Telstra has announced an ambitious plan to roll out public Wi-Fi zones that will allow customers to use their own data plans while they're away from home. But there's a catch: users will need to "share" their broadband with others in order to access the hotspots.

Plantronics, CC BY-ND 2.0

The new project was announced by Telstra CEO David Thodey, who said the company was looking to roll out as many as 2 million hotspots in five years as part of the $100 million plan. The network is expected to officially launch in early 2015.

The hotspots will be created thanks to the launch of a new modem for customers, known as the Telstra Gateway Max modem, which allows for network sharing between users.

Promoting the new access technology, Telstra said customers will be able to go online in more ways than ever before.

"For the first time you'll be able to use your home broadband allowance outside the house...all you have to do is share a little bit of your broadband access with others -- you can use their hotspots, they can use yours."

Speaking about the plan, CEO David Thodey said the network would provide a "ubiquity of access".

"Telstra's new Wi-Fi network will broaden the choice of connection giving people a convenient way to get online using their portable devices when spending time at a hotspot," he said. "It will offer our customers the unique option to seamlessly use their home broadband allowance inside and outside the home.

"It's another wireless access network technology, so it's going to give customers greater choice.

"It's a bit innovative, a bit different.

Telstra customers will be able to access the hotspot network for free, though usage will go against the user's at-home data allowance. Non-Telstra customers will also be able to access the hotspot network "for a small daily fee".

In addition to new modems, Telstra is planning to build its own network of roughly 8,000 hotspots in more than 100 cities and towns to grant additional wireless access. The telco says it will "work with thousands of small businesses...[and] partner with councils, business enterprises and governments" to bring hotspots to cafes, shops, parks and stadiums.

Telstra has partnered with Spanish company Fon to develop the access technology, which has already been rolled out in the form of 12 million hotspots across Europe. Telstra is also promising that Australian customers will be able to use their at-home data allowance while they're abroad by accessing Wi-Fi through these international hotspots.

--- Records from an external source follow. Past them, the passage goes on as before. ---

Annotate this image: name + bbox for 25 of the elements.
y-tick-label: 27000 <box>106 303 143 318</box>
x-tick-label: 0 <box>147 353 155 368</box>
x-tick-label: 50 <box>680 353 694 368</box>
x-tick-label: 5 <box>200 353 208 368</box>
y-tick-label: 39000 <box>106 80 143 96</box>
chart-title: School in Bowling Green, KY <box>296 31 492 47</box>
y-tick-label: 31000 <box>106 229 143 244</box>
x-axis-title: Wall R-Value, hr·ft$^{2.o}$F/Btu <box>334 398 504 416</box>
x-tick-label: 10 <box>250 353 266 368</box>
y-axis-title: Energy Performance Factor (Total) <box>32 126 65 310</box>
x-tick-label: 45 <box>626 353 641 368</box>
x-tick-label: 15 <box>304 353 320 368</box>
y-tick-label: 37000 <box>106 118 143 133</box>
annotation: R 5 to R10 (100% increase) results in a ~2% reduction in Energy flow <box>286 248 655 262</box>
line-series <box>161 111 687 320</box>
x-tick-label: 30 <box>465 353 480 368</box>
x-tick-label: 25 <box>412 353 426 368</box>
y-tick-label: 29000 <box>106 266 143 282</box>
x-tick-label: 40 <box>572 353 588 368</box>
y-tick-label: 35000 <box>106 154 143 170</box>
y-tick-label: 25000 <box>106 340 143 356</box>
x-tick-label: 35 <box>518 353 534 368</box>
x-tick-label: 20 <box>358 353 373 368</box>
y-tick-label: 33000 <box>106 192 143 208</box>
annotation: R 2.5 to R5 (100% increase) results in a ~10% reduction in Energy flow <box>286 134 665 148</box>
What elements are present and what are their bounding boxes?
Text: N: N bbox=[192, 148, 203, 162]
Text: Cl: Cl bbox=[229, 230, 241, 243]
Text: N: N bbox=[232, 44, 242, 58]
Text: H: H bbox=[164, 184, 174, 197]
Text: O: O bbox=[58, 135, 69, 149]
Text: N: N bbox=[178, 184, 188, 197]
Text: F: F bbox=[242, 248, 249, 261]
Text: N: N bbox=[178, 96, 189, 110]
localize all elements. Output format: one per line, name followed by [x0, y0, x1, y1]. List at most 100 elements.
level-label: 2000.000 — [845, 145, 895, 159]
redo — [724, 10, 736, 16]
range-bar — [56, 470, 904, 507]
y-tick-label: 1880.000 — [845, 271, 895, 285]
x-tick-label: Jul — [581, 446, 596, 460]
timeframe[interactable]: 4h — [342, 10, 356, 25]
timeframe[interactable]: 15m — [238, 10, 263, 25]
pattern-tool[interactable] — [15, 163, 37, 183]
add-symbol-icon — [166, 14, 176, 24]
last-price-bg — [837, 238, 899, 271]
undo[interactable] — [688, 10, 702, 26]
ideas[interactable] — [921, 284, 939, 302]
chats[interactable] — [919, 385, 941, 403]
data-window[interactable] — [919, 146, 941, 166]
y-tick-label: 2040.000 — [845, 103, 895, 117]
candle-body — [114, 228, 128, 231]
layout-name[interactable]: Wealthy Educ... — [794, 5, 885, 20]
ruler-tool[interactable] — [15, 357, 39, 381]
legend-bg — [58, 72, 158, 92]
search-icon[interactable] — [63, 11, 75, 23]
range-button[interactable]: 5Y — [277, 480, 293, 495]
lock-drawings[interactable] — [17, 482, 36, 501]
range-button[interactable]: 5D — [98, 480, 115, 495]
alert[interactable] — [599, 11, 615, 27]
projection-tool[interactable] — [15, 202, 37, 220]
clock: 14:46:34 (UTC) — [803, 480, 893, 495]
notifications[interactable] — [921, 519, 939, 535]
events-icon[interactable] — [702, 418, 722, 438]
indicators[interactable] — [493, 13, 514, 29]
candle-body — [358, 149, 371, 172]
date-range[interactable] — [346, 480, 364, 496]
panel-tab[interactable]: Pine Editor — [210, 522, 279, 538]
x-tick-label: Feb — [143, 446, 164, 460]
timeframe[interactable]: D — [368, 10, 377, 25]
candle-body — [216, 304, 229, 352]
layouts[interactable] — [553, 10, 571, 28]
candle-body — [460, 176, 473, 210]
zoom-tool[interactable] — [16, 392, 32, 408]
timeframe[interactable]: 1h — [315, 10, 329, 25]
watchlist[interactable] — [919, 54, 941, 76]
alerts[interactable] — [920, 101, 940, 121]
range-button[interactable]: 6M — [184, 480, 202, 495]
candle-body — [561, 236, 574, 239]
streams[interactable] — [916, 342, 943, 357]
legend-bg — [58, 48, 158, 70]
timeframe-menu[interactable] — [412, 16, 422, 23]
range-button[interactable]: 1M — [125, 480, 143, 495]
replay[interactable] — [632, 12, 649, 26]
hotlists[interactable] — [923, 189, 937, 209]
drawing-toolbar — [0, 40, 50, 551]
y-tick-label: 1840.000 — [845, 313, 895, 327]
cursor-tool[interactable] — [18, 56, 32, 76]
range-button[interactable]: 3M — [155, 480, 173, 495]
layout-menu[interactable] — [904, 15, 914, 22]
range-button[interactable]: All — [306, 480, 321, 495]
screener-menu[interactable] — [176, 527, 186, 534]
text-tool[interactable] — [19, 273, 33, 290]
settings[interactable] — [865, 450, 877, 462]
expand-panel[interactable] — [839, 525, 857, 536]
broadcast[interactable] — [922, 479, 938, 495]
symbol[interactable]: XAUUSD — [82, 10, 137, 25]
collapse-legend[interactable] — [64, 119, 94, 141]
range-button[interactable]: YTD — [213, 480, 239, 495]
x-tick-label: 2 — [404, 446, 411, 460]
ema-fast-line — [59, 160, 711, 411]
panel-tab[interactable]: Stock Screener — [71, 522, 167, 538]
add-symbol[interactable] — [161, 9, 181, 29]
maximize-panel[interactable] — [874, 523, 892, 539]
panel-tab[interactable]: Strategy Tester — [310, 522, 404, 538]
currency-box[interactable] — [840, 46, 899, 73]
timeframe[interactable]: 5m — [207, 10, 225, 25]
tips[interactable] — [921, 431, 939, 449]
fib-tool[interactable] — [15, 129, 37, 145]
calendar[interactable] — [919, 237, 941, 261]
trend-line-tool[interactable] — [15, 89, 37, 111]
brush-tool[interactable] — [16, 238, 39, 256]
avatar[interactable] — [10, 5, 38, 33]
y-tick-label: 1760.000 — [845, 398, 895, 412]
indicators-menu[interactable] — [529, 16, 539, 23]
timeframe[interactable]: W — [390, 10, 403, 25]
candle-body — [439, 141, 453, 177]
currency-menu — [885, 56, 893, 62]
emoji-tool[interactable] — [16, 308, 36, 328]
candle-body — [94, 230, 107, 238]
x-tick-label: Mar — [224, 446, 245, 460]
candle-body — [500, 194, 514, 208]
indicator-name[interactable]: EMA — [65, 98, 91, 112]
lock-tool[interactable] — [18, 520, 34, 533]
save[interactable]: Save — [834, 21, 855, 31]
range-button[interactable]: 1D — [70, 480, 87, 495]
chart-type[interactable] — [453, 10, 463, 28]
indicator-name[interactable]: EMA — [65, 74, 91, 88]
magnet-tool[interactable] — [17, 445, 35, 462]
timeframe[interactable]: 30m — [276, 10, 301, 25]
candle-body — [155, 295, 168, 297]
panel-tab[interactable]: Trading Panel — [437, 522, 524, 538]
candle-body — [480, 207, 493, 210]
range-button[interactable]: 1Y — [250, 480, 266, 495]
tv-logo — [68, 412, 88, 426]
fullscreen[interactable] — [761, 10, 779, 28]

The network will be opt-in for Telstra customers using the new modem, with Telstra promising that security will be "a really important aspect" of the network and that it will ensure individual connections are "protected".

The hardware behind the network, the Telstra Gateway Max modem, hits Telstra stores today, retailing for AU$210. The modem offers other features such as increased speeds, and will also be available to existing Telstra customers, with some 100,000 users able to access the technology with a software update. New customers will also be able to get the modem with Telstra's bundles.